L’égalité n’est pas acquise, la montée de l’internationale d’extrême droite attaque frontalement les droits des femmes. Aux États-Unis, le droit à l’avortement, les programmes d’égalité professionnelle et de diversité sont aujourd’hui remis en cause au nom d’une neutralité qui invisibilise les inégalités structurelles.
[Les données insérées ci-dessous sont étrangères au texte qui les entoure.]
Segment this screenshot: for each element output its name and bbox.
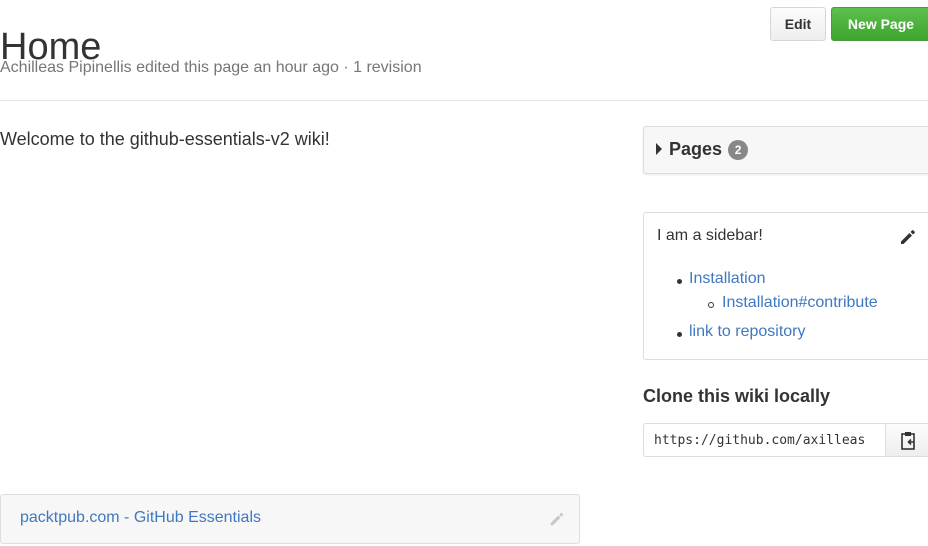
caret-right-icon [656, 143, 662, 155]
pencil-icon[interactable] [898, 227, 918, 247]
clipboard-icon [901, 432, 915, 450]
wiki-footer: packtpub.com - GitHub Essentials [0, 494, 580, 544]
footer-link[interactable]: packtpub.com - GitHub Essentials [20, 509, 261, 527]
pencil-icon[interactable] [548, 510, 566, 528]
pages-toggle[interactable]: Pages 2 [656, 138, 749, 160]
wiki-sidebar: I am a sidebar! Installation Installatio… [643, 212, 928, 360]
bullet-icon [677, 332, 682, 337]
copy-clone-url-button[interactable] [885, 423, 928, 457]
sidebar-link-repository[interactable]: link to repository [689, 323, 806, 341]
bullet-icon [677, 279, 682, 284]
sidebar-text: I am a sidebar! [657, 227, 763, 244]
wiki-content: Welcome to the github-essentials-v2 wiki… [0, 129, 330, 149]
bullet-icon [708, 302, 714, 308]
new-page-button[interactable]: New Page [831, 7, 928, 41]
edit-button[interactable]: Edit [770, 7, 826, 41]
pages-count-badge: 2 [728, 140, 749, 160]
header-divider [0, 100, 928, 101]
sidebar-link-installation-contribute[interactable]: Installation#contribute [722, 294, 878, 312]
sidebar-link-installation[interactable]: Installation [689, 270, 766, 288]
pages-panel: Pages 2 [643, 126, 928, 174]
clone-title: Clone this wiki locally [643, 386, 831, 406]
clone-url-input[interactable] [643, 423, 886, 457]
pages-label: Pages [669, 138, 723, 159]
page-meta: Achilleas Pipinellis edited this page an… [0, 59, 422, 76]
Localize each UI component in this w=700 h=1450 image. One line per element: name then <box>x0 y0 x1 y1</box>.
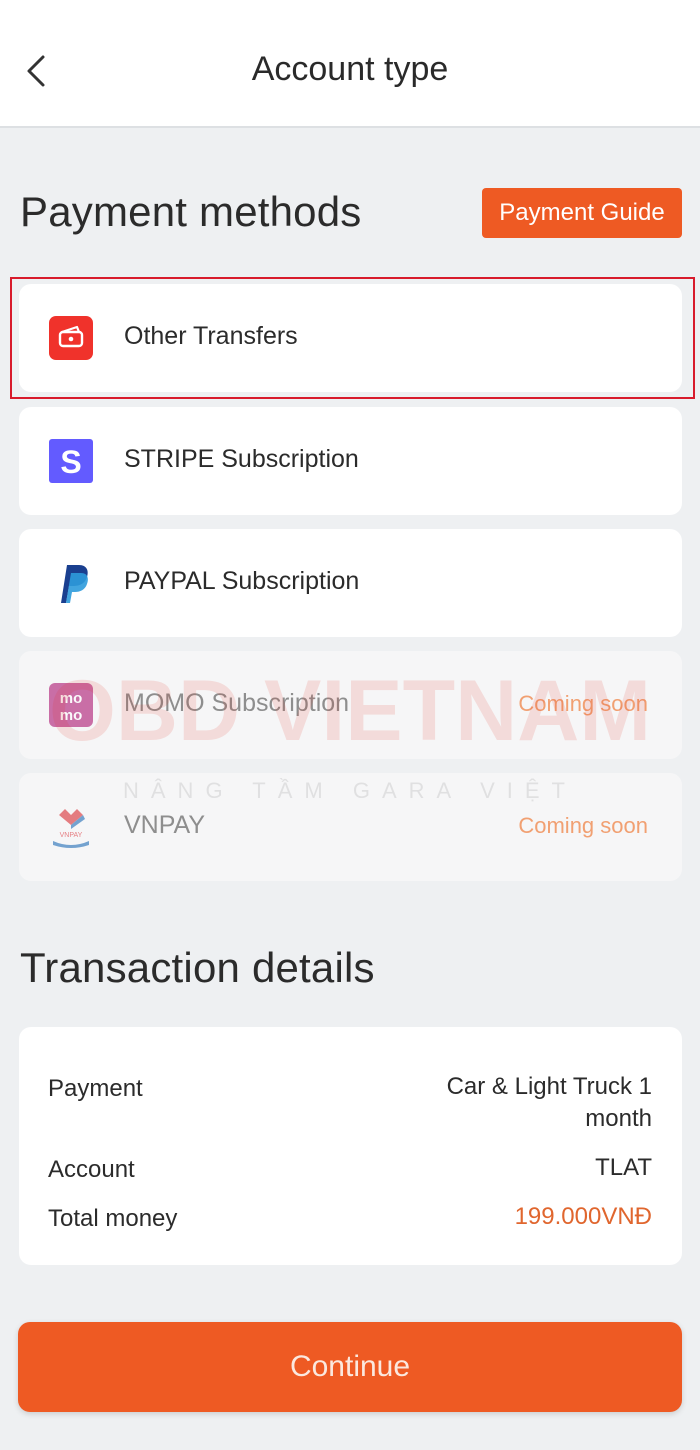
svg-text:S: S <box>60 444 81 480</box>
coming-soon-badge: Coming soon <box>518 813 648 838</box>
page-title: Account type <box>251 50 449 88</box>
momo-icon: mo mo <box>49 683 93 727</box>
stripe-icon: S <box>49 439 93 483</box>
payment-method-paypal[interactable]: PAYPAL Subscription <box>19 529 682 637</box>
payment-method-label: Other Transfers <box>124 322 298 350</box>
transaction-details-card: Payment Car & Light Truck 1 month Accoun… <box>19 1027 682 1265</box>
payment-method-other-transfers[interactable]: Other Transfers <box>19 284 682 392</box>
payment-method-stripe[interactable]: S STRIPE Subscription <box>19 407 682 515</box>
payment-value-line-1: Car & Light Truck 1 <box>446 1073 652 1100</box>
payment-method-label: STRIPE Subscription <box>124 445 359 473</box>
payment-method-label: PAYPAL Subscription <box>124 567 360 595</box>
wallet-icon <box>49 316 93 360</box>
payment-label: Payment <box>48 1075 143 1102</box>
payment-methods-heading: Payment methods <box>20 188 362 235</box>
vnpay-icon: VNPAY <box>49 805 93 849</box>
account-value: TLAT <box>595 1154 652 1181</box>
payment-value-line-2: month <box>585 1105 652 1132</box>
account-label: Account <box>48 1156 135 1183</box>
paypal-icon <box>49 561 93 605</box>
payment-method-momo: mo mo MOMO Subscription Coming soon <box>19 651 682 759</box>
svg-text:mo: mo <box>60 690 83 707</box>
svg-text:VNPAY: VNPAY <box>60 832 83 839</box>
payment-value: Car & Light Truck 1 month <box>447 1071 652 1135</box>
svg-text:mo: mo <box>60 707 83 724</box>
payment-guide-button[interactable]: Payment Guide <box>482 188 682 238</box>
payment-method-vnpay: VNPAY VNPAY Coming soon <box>19 773 682 881</box>
coming-soon-badge: Coming soon <box>518 691 648 716</box>
app-header: Account type <box>0 0 700 128</box>
total-money-label: Total money <box>48 1205 178 1232</box>
payment-method-label: VNPAY <box>124 811 206 839</box>
total-money-value: 199.000VNĐ <box>514 1203 652 1230</box>
payment-method-label: MOMO Subscription <box>124 689 350 717</box>
continue-button[interactable]: Continue <box>18 1322 682 1412</box>
transaction-details-heading: Transaction details <box>20 944 375 991</box>
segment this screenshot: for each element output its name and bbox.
En France, il y a urgence. À l’approche des élections municipales, le débat public est traversé par les mêmes logiques réactionnaires : injonction faite aux femmes de « réarmer démographiquement » le pays, banalisation des discours masculinistes, remise en cause des politiques d’égalité.
Le Haut Conseil à l’Égalité (Rapport 2026) pointe un chiffre alarmant : 17% des répondant·es âgé·es de plus de 15 ans déclarent adhérer au sexisme hostile en France ;
Dans ce contexte réactionnaire, notre mobilisation doit être exceptionnelle, parce que l’époque est exceptionnellement dangereuse pour les droits des femmes. L’ère du backlash doit être stoppée.
LES DIPLÔMES N’EMPÊCHENT PAS LES INÉGALITÉS
Sans égalité économique, pas d’égalité sociale. Les femmes diplômées sont particulièrement touchées par l’inégalité salariale entre femmes et hommes.
En moyenne, toutes catégories professionnelles confondues, le revenu salarial des femmes du secteur privé est inférieur de 22% (Insee 2023) à celui des hommes.
Mais, en regardant de plus près, on constate que l’écart se creuse à mesure que s’élève l’échelle des salaires. Là où se concentrent les salarié·es les plus diplômé·es.